Well, on the way to Rancho Santa Fe yesterday, I passed through those hundreds of acres again. Sadly, here is what they looked like yesterday:

Former strawberry fields

Pictures copyright 2012 Russel Ray Photos

I haven’t tried to find what kind of subdivision is being built, but I’m pretty sure the homes will be on the larger side and cost several million dollars each.

I suppose it just became too much for the owners of the strawberry fields:

“Let’s see. Do I want to sell ten million strawberries at 5¢ each, net, or do I just want to sell 500 acres at $10,000 per acre, be done with it, and retire? Hmmm. This is a tough one……….NOT!”

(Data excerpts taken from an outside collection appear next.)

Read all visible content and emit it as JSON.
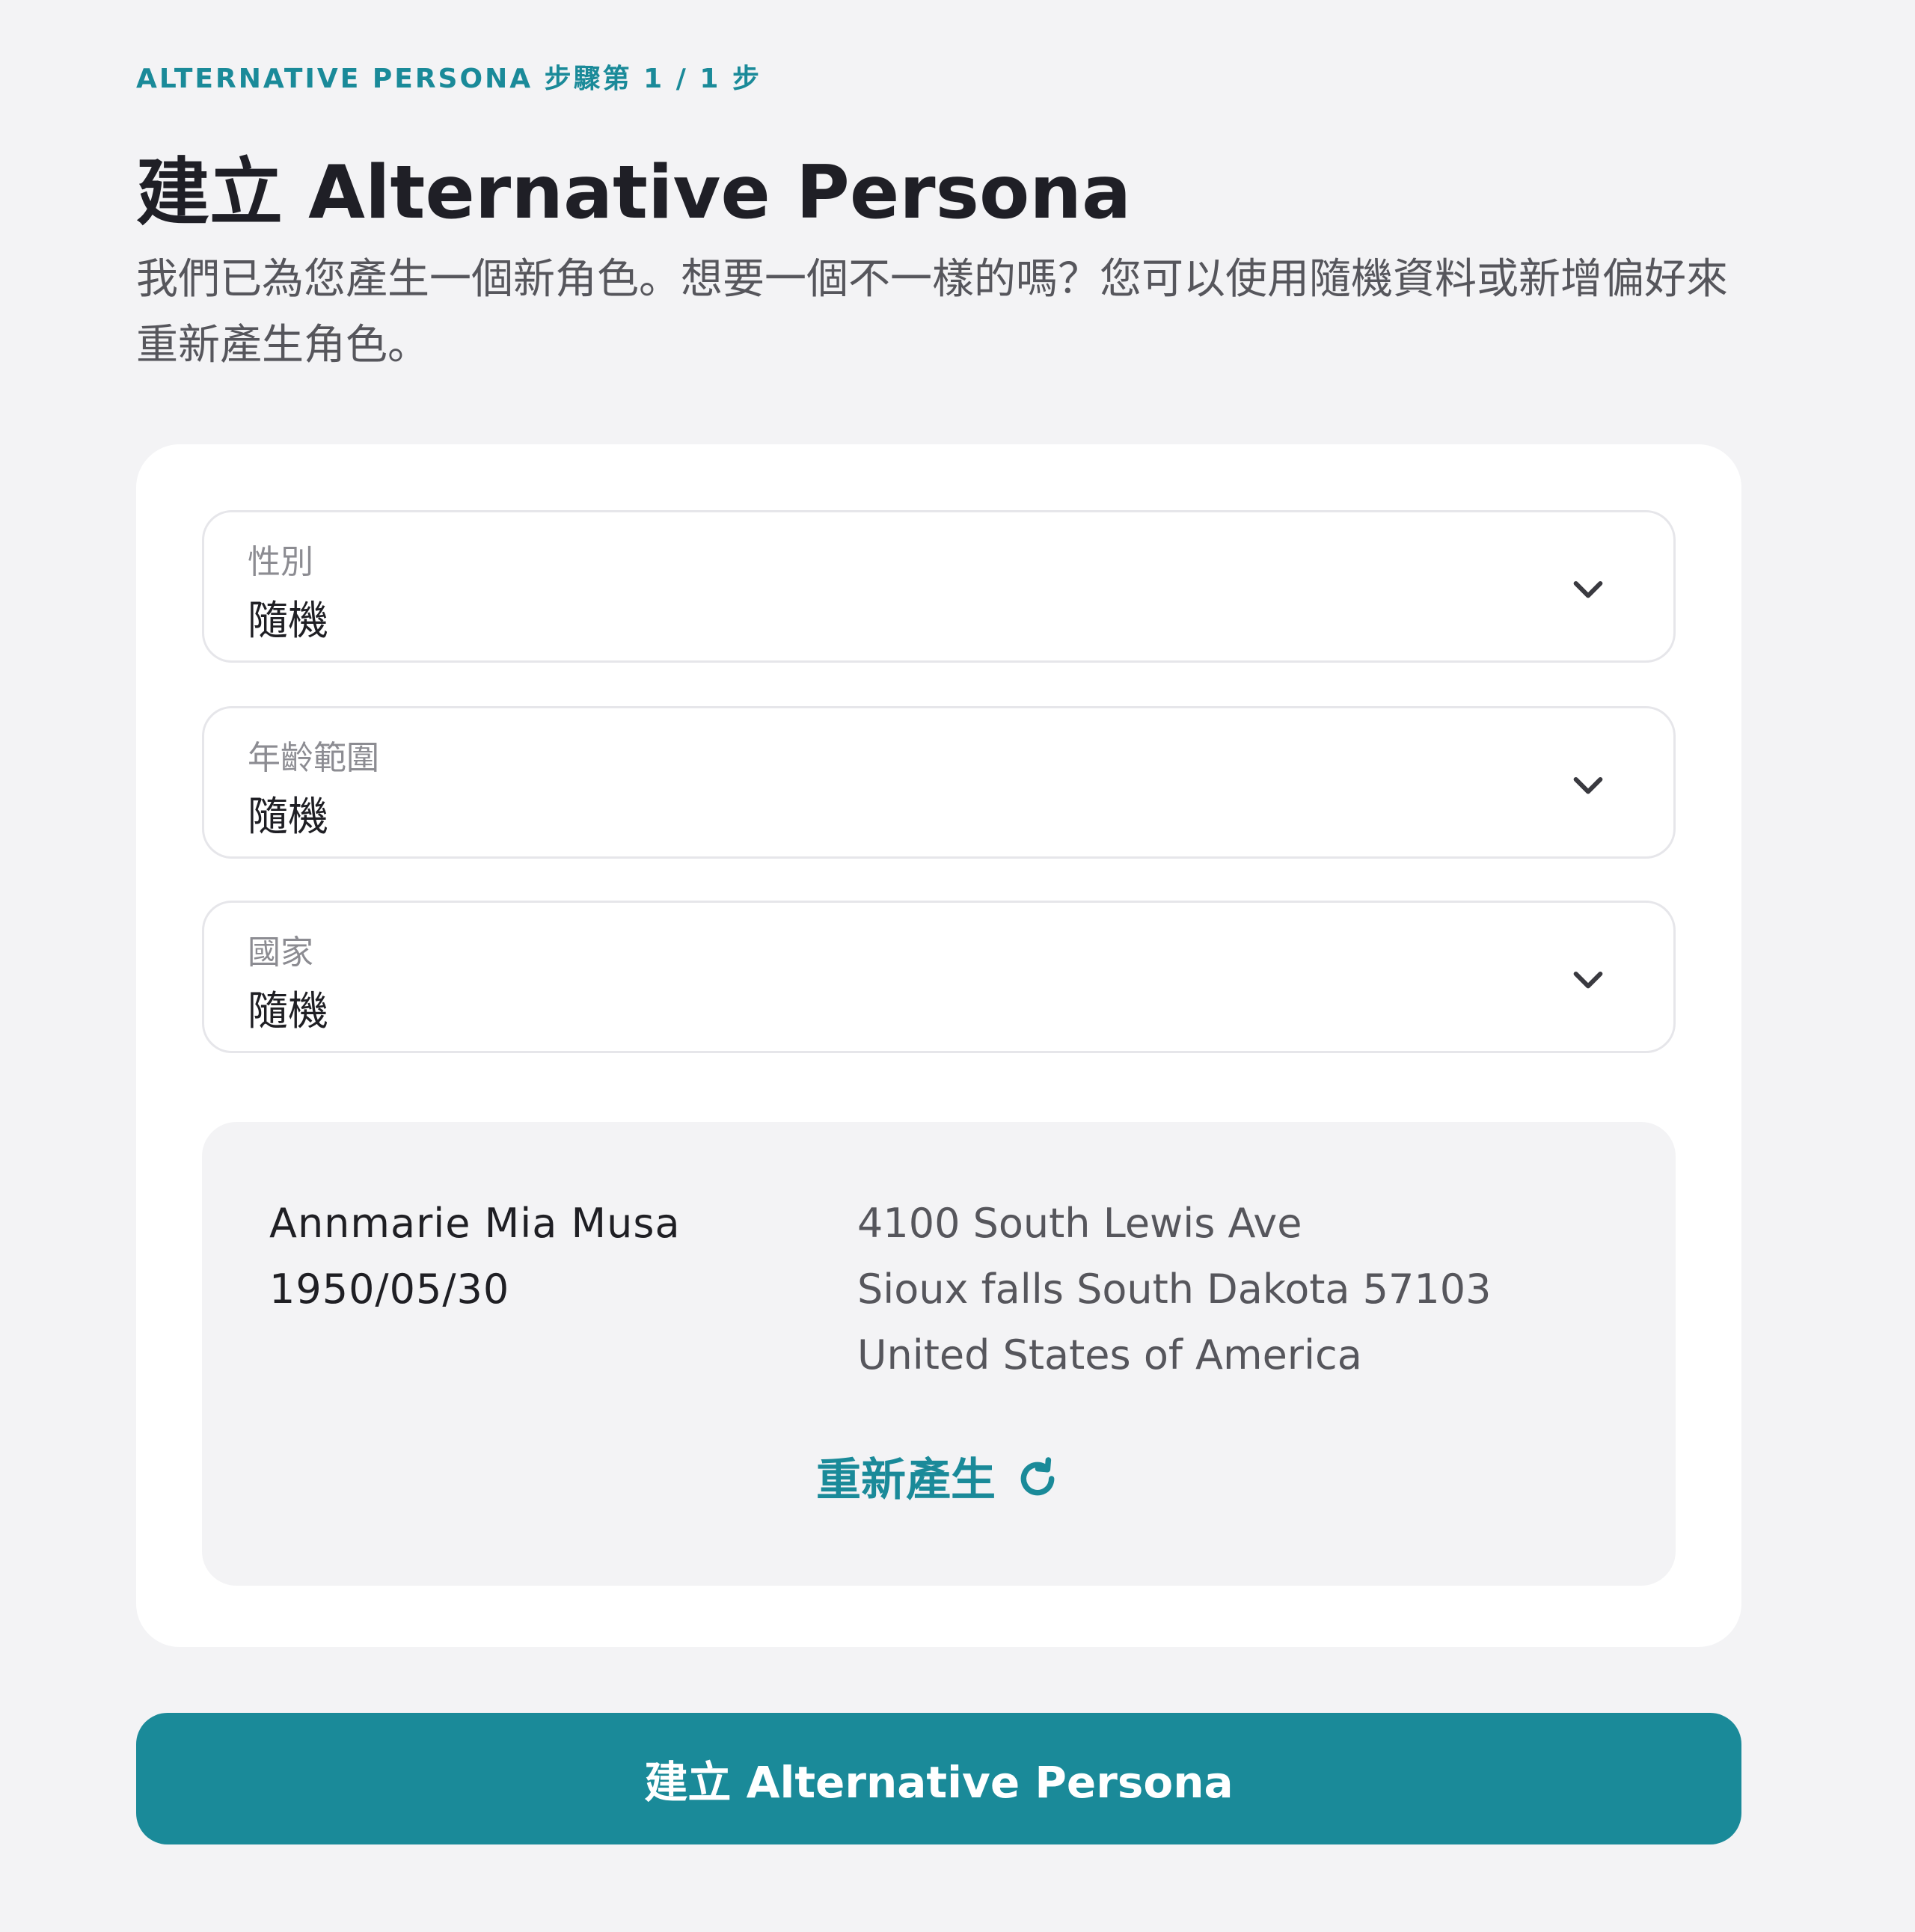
{
  "step_label": "ALTERNATIVE PERSONA 步驟第 1 / 1 步",
  "title": "建立 Alternative Persona",
  "subtitle": "我們已為您產生一個新角色。想要一個不一樣的嗎？您可以使用隨機資料或新增偏好來重新產生角色。",
  "fields": [
    {
      "label": "性別",
      "value": "隨機",
      "icon": "chevron-down-icon"
    },
    {
      "label": "年齡範圍",
      "value": "隨機",
      "icon": "chevron-down-icon"
    },
    {
      "label": "國家",
      "value": "隨機",
      "icon": "chevron-down-icon"
    }
  ],
  "persona": {
    "name": "Annmarie Mia Musa",
    "birthdate": "1950/05/30",
    "address_line1": "4100 South Lewis Ave",
    "address_line2": "Sioux falls South Dakota 57103",
    "address_line3": "United States of America"
  },
  "regenerate_label": "重新產生",
  "regenerate_icon": "refresh-icon",
  "create_button_label": "建立 Alternative Persona",
  "colors": {
    "accent": "#1a8a99",
    "background": "#f3f3f5",
    "card": "#ffffff"
  }
}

I did get one extraordinarily beautiful picture, though:

Former strawberry fields

Pictures copyright 2012 Russel Ray Photos

Which I promptly turned into Photographic Art:

Former strawberry fields

Pictures copyright 2012 Russel Ray Photos

I’m guessing you do want to see the house, though, right? Well, here’s the driveway:

Driveway

Pictures copyright 2012 Russel Ray Photos

The house is way back there around the bend to the left. Here’s half of the house:

House and pool

Pictures copyright 2012 Russel Ray Photos

What does one do in a house with 11,300 square feet? Play hide and seek?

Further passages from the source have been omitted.